Killing for Company
Once in a while a killer appears who captures the public imagination. Jack the Ripper, Dr Crippen, John Christie, The Yorkshire Ripper-Peter, Sutcliffe, Iam Brady and Myra Hindley, Fred and Rosemary West. Names which hold a morbid fascination for us all and strike terror in our hearts. What makes them tick? What psychological flaws can produce such monsters - as the tabloids like to call these dangerous misfits.
Killing for Company, based on the international best selling biography by world renowned criminologist Brian Masters, explores the background and probes the hidden recesses in the warped mind of notorious killer Dennis Nilsen. Over a period of five years he strangled to death over fifteen young men he met in London pubs and invited to his home.
No one seemed to have missed any of his victims, or suspected anything was wrong with "Des" as he liked to be called.
Nilsen, an ex-policeman, later described himself as the most unlikely murderer I know.

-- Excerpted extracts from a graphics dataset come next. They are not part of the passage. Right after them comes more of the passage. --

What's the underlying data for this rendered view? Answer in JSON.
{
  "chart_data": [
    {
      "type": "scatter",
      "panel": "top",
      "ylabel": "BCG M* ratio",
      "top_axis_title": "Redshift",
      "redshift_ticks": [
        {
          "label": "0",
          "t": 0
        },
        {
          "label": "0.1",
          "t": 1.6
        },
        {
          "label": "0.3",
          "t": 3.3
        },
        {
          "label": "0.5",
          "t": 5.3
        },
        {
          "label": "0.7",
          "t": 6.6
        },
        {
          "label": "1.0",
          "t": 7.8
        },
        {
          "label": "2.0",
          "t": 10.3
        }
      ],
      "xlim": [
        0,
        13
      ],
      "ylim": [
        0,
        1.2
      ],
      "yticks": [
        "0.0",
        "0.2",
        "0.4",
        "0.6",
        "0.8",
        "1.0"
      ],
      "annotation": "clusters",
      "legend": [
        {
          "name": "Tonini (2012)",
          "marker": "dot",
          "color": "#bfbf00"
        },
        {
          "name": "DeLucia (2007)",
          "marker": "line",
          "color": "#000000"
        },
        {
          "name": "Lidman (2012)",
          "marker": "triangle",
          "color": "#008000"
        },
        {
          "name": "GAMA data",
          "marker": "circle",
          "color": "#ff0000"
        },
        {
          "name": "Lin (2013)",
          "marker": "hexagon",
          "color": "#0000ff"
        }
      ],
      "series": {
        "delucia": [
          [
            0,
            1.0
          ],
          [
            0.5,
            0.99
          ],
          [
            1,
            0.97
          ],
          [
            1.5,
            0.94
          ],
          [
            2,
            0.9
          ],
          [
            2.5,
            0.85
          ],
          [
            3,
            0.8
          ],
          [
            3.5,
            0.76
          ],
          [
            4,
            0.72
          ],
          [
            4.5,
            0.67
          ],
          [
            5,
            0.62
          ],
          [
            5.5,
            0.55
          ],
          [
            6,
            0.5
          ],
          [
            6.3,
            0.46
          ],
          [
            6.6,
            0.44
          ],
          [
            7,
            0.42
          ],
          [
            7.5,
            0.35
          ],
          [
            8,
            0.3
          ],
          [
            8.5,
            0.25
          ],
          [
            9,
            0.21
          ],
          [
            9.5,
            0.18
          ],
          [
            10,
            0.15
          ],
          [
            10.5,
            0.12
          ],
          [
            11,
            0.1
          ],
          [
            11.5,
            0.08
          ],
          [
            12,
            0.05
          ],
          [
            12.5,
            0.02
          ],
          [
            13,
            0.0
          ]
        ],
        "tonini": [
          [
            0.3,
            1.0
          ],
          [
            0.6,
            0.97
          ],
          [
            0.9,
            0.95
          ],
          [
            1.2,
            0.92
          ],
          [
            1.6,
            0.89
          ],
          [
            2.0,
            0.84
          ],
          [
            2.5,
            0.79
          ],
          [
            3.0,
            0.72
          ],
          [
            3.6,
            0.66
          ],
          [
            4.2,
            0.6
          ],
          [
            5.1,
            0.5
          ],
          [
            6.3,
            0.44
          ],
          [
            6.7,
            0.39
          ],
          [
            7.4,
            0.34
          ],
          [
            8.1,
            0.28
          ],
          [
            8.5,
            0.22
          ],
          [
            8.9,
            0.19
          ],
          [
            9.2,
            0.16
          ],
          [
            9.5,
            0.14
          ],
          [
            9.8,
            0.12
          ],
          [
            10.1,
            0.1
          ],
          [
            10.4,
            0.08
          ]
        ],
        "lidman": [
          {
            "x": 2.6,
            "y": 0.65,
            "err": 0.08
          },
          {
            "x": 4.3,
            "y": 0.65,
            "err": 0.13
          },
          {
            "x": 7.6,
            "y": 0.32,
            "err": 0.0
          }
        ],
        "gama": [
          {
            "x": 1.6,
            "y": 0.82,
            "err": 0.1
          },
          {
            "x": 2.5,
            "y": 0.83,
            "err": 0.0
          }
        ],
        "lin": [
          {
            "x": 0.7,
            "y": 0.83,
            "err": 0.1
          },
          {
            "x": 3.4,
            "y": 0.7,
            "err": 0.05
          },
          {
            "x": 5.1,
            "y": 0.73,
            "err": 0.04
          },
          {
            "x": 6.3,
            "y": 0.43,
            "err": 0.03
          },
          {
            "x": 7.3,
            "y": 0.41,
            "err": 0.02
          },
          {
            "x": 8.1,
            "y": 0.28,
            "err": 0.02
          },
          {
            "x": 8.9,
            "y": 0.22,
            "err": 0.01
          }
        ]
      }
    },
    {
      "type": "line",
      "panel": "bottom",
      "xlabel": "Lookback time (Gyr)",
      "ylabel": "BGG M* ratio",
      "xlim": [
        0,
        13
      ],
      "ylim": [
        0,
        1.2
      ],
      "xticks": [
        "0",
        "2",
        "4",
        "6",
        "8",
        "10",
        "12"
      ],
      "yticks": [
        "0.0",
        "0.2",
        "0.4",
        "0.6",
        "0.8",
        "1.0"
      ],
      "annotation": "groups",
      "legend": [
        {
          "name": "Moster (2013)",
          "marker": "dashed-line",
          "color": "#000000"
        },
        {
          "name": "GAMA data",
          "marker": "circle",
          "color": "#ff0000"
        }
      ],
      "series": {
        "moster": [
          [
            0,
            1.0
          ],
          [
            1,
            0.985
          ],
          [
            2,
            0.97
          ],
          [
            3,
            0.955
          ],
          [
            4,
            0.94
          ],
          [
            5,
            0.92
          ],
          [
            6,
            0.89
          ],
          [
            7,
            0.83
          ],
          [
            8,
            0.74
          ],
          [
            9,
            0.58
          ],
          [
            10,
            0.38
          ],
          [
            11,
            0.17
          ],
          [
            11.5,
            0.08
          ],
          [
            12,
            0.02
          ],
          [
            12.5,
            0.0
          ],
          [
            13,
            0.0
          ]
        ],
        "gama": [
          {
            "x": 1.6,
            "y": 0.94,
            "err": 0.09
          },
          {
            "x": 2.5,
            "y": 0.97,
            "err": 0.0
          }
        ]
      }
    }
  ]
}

A bit of an odd ball perhaps, sometimes prickly and rather intense. His colleagues at work, in a Job Centre, had no inkling about his secret life. No one had any idea how he managed to work conscientiously during the day, ignoring rotting dead bodies piling up under the floor boards in his flat.
Nilsen wrote from prison 'If I had been arrested at sixy-five years of age, there night have been thousands of bodies behind me'.